飛機上看了 Star Wars,試圖藉著 Luke、Han Solo、Jedi 等人烘托心中那既定的美式印象,也重看了 Past Live 回憶亞洲視野的曼哈頓。旁邊坐了一位日本 rapper,下機前主動開口和他聊了幾句話,他很親切的問我要不要來一片口香糖。

由 JFK 機場搭 Uber 順龐大的車流駛入曼哈頓,路上貫穿著寫實。

擁擠的路況、兩旁髒亂的公路,這是在 NYC 的第一眼。明白這一次會看到的不只是泱泱大國的五光十色,旅程中一定也會有至真的社會現況、華光下的陰影。Uber 上,拉丁裔的司機小哥播著 SZA 的 Snooze,某種程度上這首歌成為美國行的開端象徵,此時此刻還不知道這段路上會有多少旋律裝載記憶。

穿梭過彷彿置身第三世界的高速道路、駛過 Queens Midtown Tunnel,窗外的街景變化急遽。映在髒亂公路前方的是世界最大都會的摩天巨塔群,從平庸到超群的反差令人折服,棟棟的高樓佇立也孕育 NYC 數以億計的繁茂。
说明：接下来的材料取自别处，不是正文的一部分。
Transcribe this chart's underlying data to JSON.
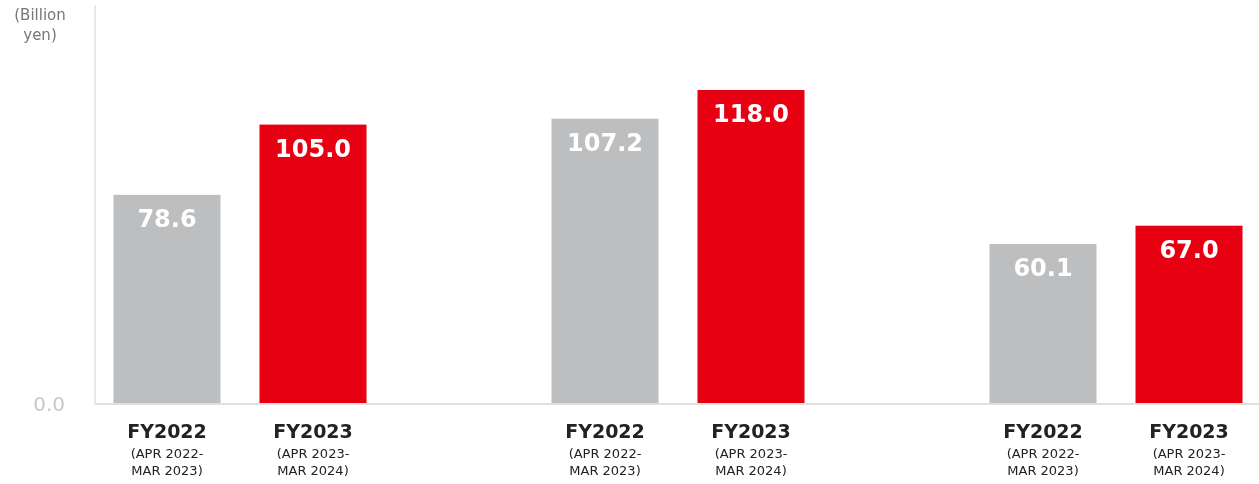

紐約的街道上總參雜著令人皺眉的氣息,空氣中大麻的味道與偶發的尿味幾乎成了難以視而不見的特色,十幾度的天氣相當得宜,是適合穿搭的溫度。這座城市兼容並蓄、卻獨樹一格,有 Empire State Building 的標誌、Madison Square Garden 的娛樂、Times Square 的炫彩、Pier 84 的怡然自得,或許在一百個人裡,就有一百零一種對 NYC 的想望。

先前提到坂本龍一,關於坂本有一個十分著名的故事。1

住在紐約 West Village 的坂本,很喜愛曼哈頓的一間日式料理餐館「嘉日」(Kajitsu),於是三不五時會前往光顧。然日子一久,他逐漸發現一件心煩意亂的事,雖然店裡的手打蕎麥麵等日本料理非常道地,但他卻無法習慣店裡音樂的糟糕品味,認為這平庸而且惱人,實在難以忍受。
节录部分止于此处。